Ce qui me passionne dans mon travail actuel, c'est la diversité des défis quotidiens auxquels je suis confronté. Chaque jour est une opportunité de résoudre des problèmes complexes, d'explorer de nouvelles voies et de prendre des décisions cruciales. Évoluer dans un environnement dynamique et en perpétuelle évolution me stimule et nourrit ma curiosité.

Technica : Comment te vois-tu évoluer dans les prochaines années ?

Pour l'avenir, je nourris l'ambition de prendre des responsabilités plus importantes au sein de mon domaine, peut-être en prenant en charge des projets stratégiques ou en dirigeant une équipe spécialisée.
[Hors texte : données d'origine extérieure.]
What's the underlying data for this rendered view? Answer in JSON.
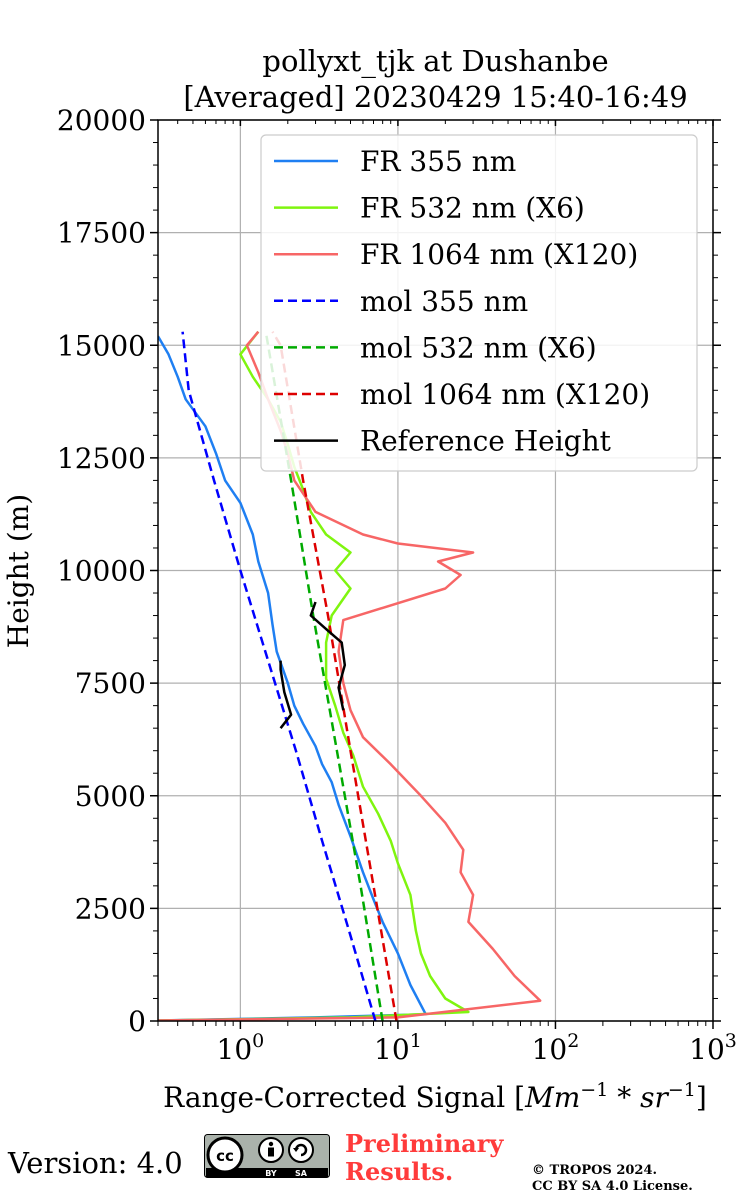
{
  "chart_data": {
    "type": "line",
    "title_line1": "pollyxt_tjk at Dushanbe",
    "title_line2": "[Averaged] 20230429 15:40-16:49",
    "xlabel_main": "Range-Corrected Signal [",
    "xlabel_unit": "Mm",
    "xlabel_sup1": "−1",
    "xlabel_star": " * ",
    "xlabel_sr": "sr",
    "xlabel_sup2": "−1",
    "xlabel_close": "]",
    "ylabel": "Height (m)",
    "xscale": "log",
    "xlim": [
      0.3,
      1000
    ],
    "ylim": [
      0,
      20000
    ],
    "grid": true,
    "legend_position": "top-right",
    "y_ticks": [
      "0",
      "2500",
      "5000",
      "7500",
      "10000",
      "12500",
      "15000",
      "17500",
      "20000"
    ],
    "x_ticks": [
      {
        "base": "10",
        "exp": "0",
        "value": 1
      },
      {
        "base": "10",
        "exp": "1",
        "value": 10
      },
      {
        "base": "10",
        "exp": "2",
        "value": 100
      },
      {
        "base": "10",
        "exp": "3",
        "value": 1000
      }
    ],
    "series": [
      {
        "name": "FR 355 nm",
        "color": "#1f7ff2",
        "style": "solid",
        "points": [
          [
            0.3,
            10
          ],
          [
            3,
            80
          ],
          [
            15,
            150
          ],
          [
            12,
            800
          ],
          [
            10,
            1500
          ],
          [
            8,
            2200
          ],
          [
            7,
            2700
          ],
          [
            6,
            3300
          ],
          [
            5,
            4100
          ],
          [
            4.2,
            4800
          ],
          [
            3.8,
            5300
          ],
          [
            3.3,
            5700
          ],
          [
            3,
            6100
          ],
          [
            2.5,
            6600
          ],
          [
            2.2,
            7000
          ],
          [
            2,
            7500
          ],
          [
            1.7,
            8200
          ],
          [
            1.6,
            8800
          ],
          [
            1.5,
            9500
          ],
          [
            1.3,
            10200
          ],
          [
            1.2,
            10800
          ],
          [
            1.0,
            11500
          ],
          [
            0.8,
            12000
          ],
          [
            0.7,
            12600
          ],
          [
            0.6,
            13200
          ],
          [
            0.45,
            13800
          ],
          [
            0.4,
            14300
          ],
          [
            0.35,
            14800
          ],
          [
            0.3,
            15200
          ]
        ]
      },
      {
        "name": "FR 532 nm (X6)",
        "color": "#7ff50f",
        "style": "solid",
        "points": [
          [
            0.3,
            10
          ],
          [
            5,
            80
          ],
          [
            28,
            200
          ],
          [
            20,
            500
          ],
          [
            16,
            1000
          ],
          [
            14,
            1500
          ],
          [
            13,
            2000
          ],
          [
            12,
            2800
          ],
          [
            10,
            3500
          ],
          [
            9,
            4000
          ],
          [
            7.5,
            4600
          ],
          [
            6,
            5200
          ],
          [
            5.2,
            5900
          ],
          [
            4.5,
            6400
          ],
          [
            4,
            7000
          ],
          [
            3.5,
            7600
          ],
          [
            3.5,
            8400
          ],
          [
            3.8,
            9000
          ],
          [
            5,
            9600
          ],
          [
            4,
            10000
          ],
          [
            5,
            10400
          ],
          [
            3.5,
            10800
          ],
          [
            2.8,
            11300
          ],
          [
            2.5,
            11800
          ],
          [
            2.2,
            12300
          ],
          [
            2,
            12800
          ],
          [
            1.8,
            13300
          ],
          [
            1.5,
            13800
          ],
          [
            1.2,
            14300
          ],
          [
            1,
            14800
          ],
          [
            1.3,
            15300
          ]
        ]
      },
      {
        "name": "FR 1064 nm (X120)",
        "color": "#f76666",
        "style": "solid",
        "points": [
          [
            0.3,
            10
          ],
          [
            10,
            80
          ],
          [
            80,
            450
          ],
          [
            55,
            1000
          ],
          [
            40,
            1600
          ],
          [
            28,
            2200
          ],
          [
            30,
            2800
          ],
          [
            25,
            3300
          ],
          [
            26,
            3800
          ],
          [
            20,
            4400
          ],
          [
            14,
            5000
          ],
          [
            9,
            5700
          ],
          [
            6,
            6300
          ],
          [
            5,
            6900
          ],
          [
            4.5,
            7500
          ],
          [
            4.2,
            8200
          ],
          [
            4.5,
            8900
          ],
          [
            20,
            9600
          ],
          [
            25,
            9900
          ],
          [
            18,
            10200
          ],
          [
            30,
            10400
          ],
          [
            10,
            10600
          ],
          [
            6,
            10800
          ],
          [
            3,
            11300
          ],
          [
            2.2,
            12000
          ],
          [
            2,
            12600
          ],
          [
            1.8,
            13100
          ],
          [
            1.5,
            13800
          ],
          [
            1.3,
            14400
          ],
          [
            1.1,
            15000
          ],
          [
            1.3,
            15300
          ]
        ]
      },
      {
        "name": "mol 355 nm",
        "color": "#0000ff",
        "style": "dashed",
        "points": [
          [
            7.2,
            0
          ],
          [
            4.9,
            2000
          ],
          [
            3.3,
            4000
          ],
          [
            2.25,
            6000
          ],
          [
            1.5,
            8000
          ],
          [
            1.0,
            10000
          ],
          [
            0.68,
            12000
          ],
          [
            0.47,
            14000
          ],
          [
            0.43,
            15300
          ]
        ]
      },
      {
        "name": "mol 532 nm (X6)",
        "color": "#00aa00",
        "style": "dashed",
        "points": [
          [
            8,
            0
          ],
          [
            5.8,
            3000
          ],
          [
            4.1,
            6000
          ],
          [
            2.9,
            9000
          ],
          [
            2.1,
            12000
          ],
          [
            1.5,
            15000
          ],
          [
            1.45,
            15300
          ]
        ]
      },
      {
        "name": "mol 1064 nm (X120)",
        "color": "#dd0000",
        "style": "dashed",
        "points": [
          [
            9.8,
            0
          ],
          [
            7,
            3000
          ],
          [
            5,
            6000
          ],
          [
            3.6,
            9000
          ],
          [
            2.5,
            12000
          ],
          [
            1.8,
            15000
          ],
          [
            1.6,
            15300
          ]
        ]
      },
      {
        "name": "Reference Height",
        "color": "#000000",
        "style": "solid",
        "segments": [
          [
            [
              1.8,
              6500
            ],
            [
              2.1,
              6800
            ],
            [
              1.9,
              7300
            ],
            [
              1.8,
              7800
            ],
            [
              1.8,
              8000
            ]
          ],
          [
            [
              4.5,
              6900
            ],
            [
              4.2,
              7400
            ],
            [
              4.6,
              7900
            ],
            [
              4.4,
              8400
            ],
            [
              3.5,
              8700
            ],
            [
              2.8,
              9000
            ],
            [
              3,
              9300
            ]
          ]
        ]
      }
    ]
  }
}
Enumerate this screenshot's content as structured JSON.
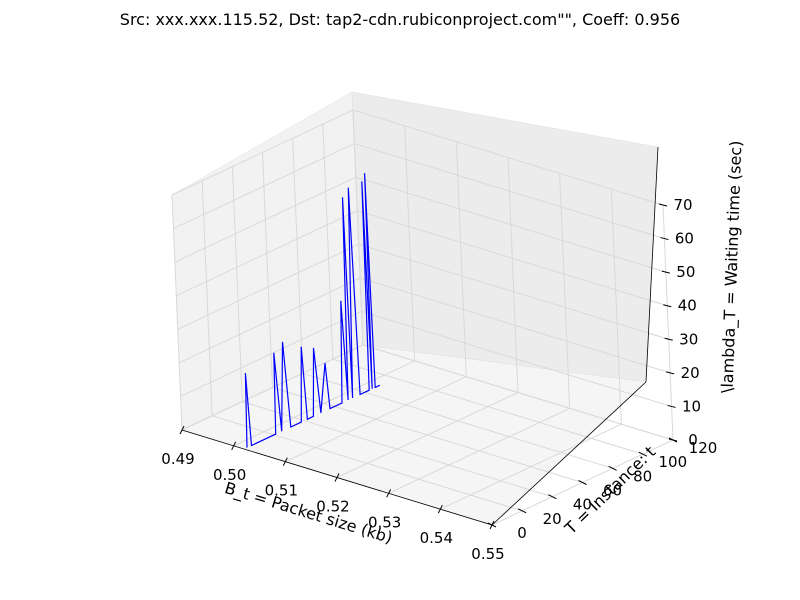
{
  "chart_data": {
    "type": "line",
    "projection": "3d",
    "title": "Src: xxx.xxx.115.52, Dst: tap2-cdn.rubiconproject.com\"\", Coeff: 0.956",
    "xlabel": "B_t = Packet size (kb)",
    "ylabel": "T = Instance: t",
    "zlabel": "\\lambda_T = Waiting time (sec)",
    "xlim": [
      0.49,
      0.55
    ],
    "ylim": [
      0,
      120
    ],
    "zlim": [
      0,
      70
    ],
    "xticks": [
      "0.49",
      "0.50",
      "0.51",
      "0.52",
      "0.53",
      "0.54",
      "0.55"
    ],
    "yticks": [
      "0",
      "20",
      "40",
      "60",
      "80",
      "100",
      "120"
    ],
    "zticks": [
      "0",
      "10",
      "20",
      "30",
      "40",
      "50",
      "60",
      "70"
    ],
    "grid": true,
    "line_color": "#0000ff",
    "series": [
      {
        "points": [
          [
            0.502,
            2,
            0
          ],
          [
            0.502,
            3,
            22
          ],
          [
            0.502,
            5,
            0
          ],
          [
            0.502,
            21,
            0
          ],
          [
            0.502,
            22,
            24
          ],
          [
            0.502,
            25,
            0
          ],
          [
            0.502,
            28,
            26
          ],
          [
            0.502,
            31,
            0
          ],
          [
            0.502,
            38,
            0
          ],
          [
            0.502,
            40,
            22
          ],
          [
            0.502,
            42,
            0
          ],
          [
            0.502,
            46,
            0
          ],
          [
            0.502,
            48,
            20
          ],
          [
            0.502,
            51,
            0
          ],
          [
            0.502,
            55,
            14
          ],
          [
            0.502,
            57,
            0
          ],
          [
            0.502,
            65,
            0
          ],
          [
            0.502,
            67,
            30
          ],
          [
            0.502,
            69,
            0
          ],
          [
            0.502,
            71,
            60
          ],
          [
            0.502,
            72,
            0
          ],
          [
            0.502,
            75,
            62
          ],
          [
            0.502,
            77,
            0
          ],
          [
            0.502,
            83,
            0
          ],
          [
            0.502,
            84,
            62
          ],
          [
            0.502,
            85,
            0
          ],
          [
            0.502,
            86,
            64
          ],
          [
            0.502,
            87,
            0
          ],
          [
            0.502,
            90,
            0
          ]
        ]
      }
    ]
  }
}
Je suis également déterminé à continuer à enrichir mes connaissances et mes compétences en suivant des formations continues et en restant à l'affût des tendances émergentes dans le secteur financier.

Auteur

Attiré par la vision globale du monde et sa complexité, Omar débute ses études supérieures en architecture et en urbanisme. Cette fascination pour les macro-processus le conduit naturellement à s'intéresser à la finance de marché et aux mathématiques, avec une licence en mathématiques appliquées à l'économie, parallèlement à un double cursus architecte-ingénieur, avant de se lancer dans un nouveau double diplôme d’ingénieur en mathématiques appliquées à la KTH Royal Institute of Technology of Stockholm. A la fin de ses études en 2021, il rejoint le groupe BNP Paribas où il évolue aujourd'hui en qualité d'Inspecteur Marchés et Modèles Senior.